И тут перед его очами вдруг предстал морячок, бывший его работник, грузчик на барже. Призвали его в начале войны на цареву службу, определили на флот, само собой — Черноморский, где он и прокантовался почти два года, был послан с командой в командировку, потом в госпиталь, и сейчас с каким-то отрядом возвращался к месту службы, да только отряд застрял на станции — «нема вагонов».
Отряд веселый и весьма боевой — все сплошь анархисты и эсеры, но все за мировую революцию, и это их держит вместе. Дядько Микита не имел привычки чураться старых знакомых, поговорил он с гостем «про жизнь», выпили они по черепушечки, и когда морячок узнал, что у «рэпаного казака» незадача с возмужавшим и обиженным медведем, принял это событие, что называется к сердцу. Перво-наперво он убедил Хвоменку не сдавать худобу в зверинец: «не можно, бо то тюрьма», и что животина не совершила ничего такого, за что ее следовало упекать за решетку…
— А шож ж робыть? — сокрушенно спросил «рэпаный казак». — Очень просто, — ответил гость, — подари своего Мышка нашему отряду. Ему самое место у нас, потому как медведь и мировая революция, цэ так здорово! Як кажуть, нашему козырю в масть! — А что как он не захочет? Не пойдет самоходом до вашего отряду, он же не знает, что вы, за, как ее там, мировую революцию! Морячок объяснил, что в отряде есть Яшка-цыган, до недавнего времени ходивший с медведем, и что он, тот Яшка, все умеет и все знает, и сможет уговорить зверюгу подчиниться своим приказам. Что, мол, хитро, то и просто…
И действительно, когда на следующий день морячок явился к Хвоменке с тем хваленым Яшкой, цыган смело приступил к делу. Он протянул медведю пеструю тряпку, смоченную каким-то зельем, и Мышко, до того равнодушно взиравший на гостей, с ворчанием начал трепать тряпицу, а вскоре, к удивлению дядьки Микиты, и лизать руки цыгана.
— Любыта, — пояснил Яшка. — Есть такой бурьян, бачка-мишка его очень уважает… Як коты валерьянку… И увели морячки медведика-Мышка с хвоменковского двора.
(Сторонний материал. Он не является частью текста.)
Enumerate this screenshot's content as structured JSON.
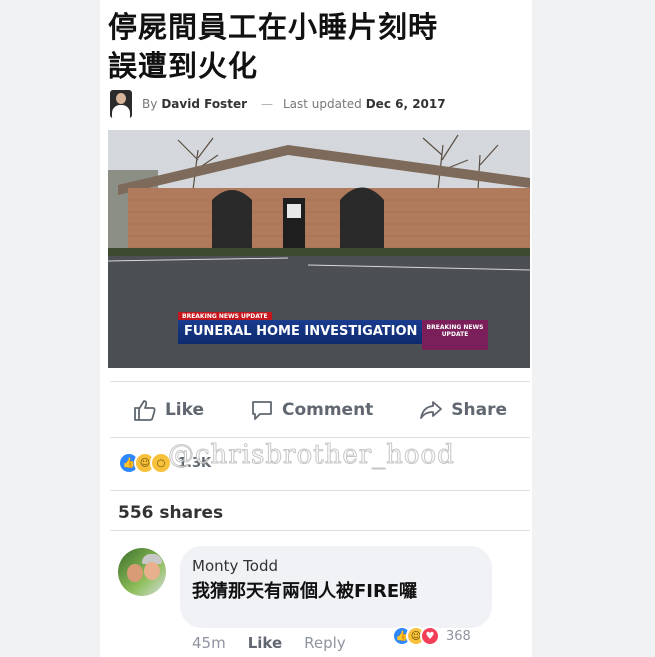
{
  "article": {
    "headline_line1": "停屍間員工在小睡片刻時",
    "headline_line2": "誤遭到火化",
    "byline_prefix": "By",
    "author": "David Foster",
    "updated_label": "Last updated",
    "updated_date": "Dec 6, 2017",
    "separator": "—"
  },
  "video": {
    "banner_top": "BREAKING NEWS UPDATE",
    "banner_main": "FUNERAL HOME INVESTIGATION",
    "banner_logo": "BREAKING NEWS UPDATE"
  },
  "actions": {
    "like": "Like",
    "comment": "Comment",
    "share": "Share"
  },
  "reactions": {
    "count": "1.3K",
    "icons": [
      "like-icon",
      "haha-icon",
      "wow-icon"
    ]
  },
  "watermark": "@chrisbrother_hood",
  "shares": "556 shares",
  "comment": {
    "name": "Monty Todd",
    "text": "我猜那天有兩個人被FIRE囉",
    "time": "45m",
    "like": "Like",
    "reply": "Reply",
    "reaction_count": "368",
    "reaction_icons": [
      "like-icon",
      "haha-icon",
      "love-icon"
    ]
  },
  "colors": {
    "facebook_blue": "#2d88ff",
    "text_gray": "#606770",
    "news_blue": "#1a3c8f",
    "news_red": "#c4161c"
  }
}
Цыган одному ему известным способом снял у медведя золотую коронку, заметив, что с таким зубом мировую революцию не делают. Эту коронку, завернутую в пеструю пахучую тряпку, он честно вернул хозяину, сказав, что все будет хорошо: бачка-мишка уже признал морячков и на радость братвы хлещет с ними горилку, закусывая соленой таранкой. Оно и понятно: трезвому не до мировой революции…
Однако, напоминал дед Игнат, мировая революция «не сгарбузовалась», и объяснял это тем, что Мышко знал меру и до чертиков, как, допустим, тот же прапорщик Ванько, не напивался. А то еще неизвестно, чем бы все это закончилось…
Станичники же еще долго вспоминали «добру худобу — ведмедика Мышка», в свое время забавлявшего их, и ушедшего с морячками-черноморцами «делать мировую революцию»…
БАЙКА НЕ КОНЕЧНАЯ,
ибо байкам конца не бывает, как нет конца тому чуду, что называется жизнью
Свободными осеннее-зимними вечерами наше семейство собиралось вокруг стола на «священнодействие» особого рода — громкие читки любимых книг — Тараса Шевченко, Ивана Котляревского и, конечно же, Николая Васильевича Гоголя. Этого именовали по имени-отчеству и читали его по-русски, как и случавшиеся подчас басни Крылова или сказки Пушкина. Котляревского и Шевченко же — по-украински.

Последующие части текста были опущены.